Apesar de abrir foco sobre o meio ano que se seguiu à Conferência de Yalta, na Crimeia, à beira do Mar Negro, em fevereiro, onde Stálin, Roosevelt e Churchill se sentaram à mesa de negociações, Dobbs centra a obra nas discussões palacianas que redesenharam o mapa-múndi. Ganham destaque as maquinações do ditador soviético, que buscava manter a zona de influência do regime comunista. Era um embate que ele não poderia perder, já que dominava militarmente o Leste Europeu após ter feito recuar as tropas alemãs. Em boa parte das questões abordadas em Yalta, foi Moscou que ditou os termos.

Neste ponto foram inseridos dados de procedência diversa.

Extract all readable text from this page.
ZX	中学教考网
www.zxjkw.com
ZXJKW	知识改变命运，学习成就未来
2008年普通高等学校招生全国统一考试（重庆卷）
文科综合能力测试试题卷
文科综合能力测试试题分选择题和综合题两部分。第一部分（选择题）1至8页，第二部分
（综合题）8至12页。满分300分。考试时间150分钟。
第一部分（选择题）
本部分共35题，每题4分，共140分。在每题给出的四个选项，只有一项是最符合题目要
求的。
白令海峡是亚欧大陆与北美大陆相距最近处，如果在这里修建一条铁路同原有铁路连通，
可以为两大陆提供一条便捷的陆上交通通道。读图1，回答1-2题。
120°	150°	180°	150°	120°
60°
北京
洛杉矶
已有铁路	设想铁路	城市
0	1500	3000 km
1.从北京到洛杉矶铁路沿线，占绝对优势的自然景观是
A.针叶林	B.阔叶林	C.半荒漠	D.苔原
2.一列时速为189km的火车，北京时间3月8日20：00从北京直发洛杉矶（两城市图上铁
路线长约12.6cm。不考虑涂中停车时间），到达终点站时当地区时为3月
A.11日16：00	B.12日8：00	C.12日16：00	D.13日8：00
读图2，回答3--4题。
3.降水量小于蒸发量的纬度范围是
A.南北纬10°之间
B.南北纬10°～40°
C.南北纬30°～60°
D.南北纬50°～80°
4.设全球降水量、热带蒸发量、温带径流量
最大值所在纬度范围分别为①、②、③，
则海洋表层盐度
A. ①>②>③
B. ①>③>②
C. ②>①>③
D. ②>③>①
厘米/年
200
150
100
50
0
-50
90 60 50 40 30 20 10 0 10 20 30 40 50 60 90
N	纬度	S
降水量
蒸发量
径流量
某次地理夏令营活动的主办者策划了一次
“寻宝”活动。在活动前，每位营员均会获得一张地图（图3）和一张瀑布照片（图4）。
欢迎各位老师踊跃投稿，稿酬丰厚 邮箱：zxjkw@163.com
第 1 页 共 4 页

Um exemplo se deu com a Polônia. Foi a invasão do país pelo exército nazista que desencadeou a 2ª Guerra. Churchill considerava o abandono do país pela União Soviética moralmente condenável, mas pouco pôde fazer ante o acordo entre o presidente americano e Stálin, que, segundo Dobbs, a via como um inimigo perpetuamente tramando contra a Rússia, um corredor para invasões estrangeiras e conduíte da ideologia ocidental. Não que o primeiro-ministro britânico fosse refratário à crua política do período. Em troca dos 90% de influência sobre a Grécia concedidos à Grã-Bretanha, Churchill concordou com uma participação só de 10% nos assuntos da Romênia.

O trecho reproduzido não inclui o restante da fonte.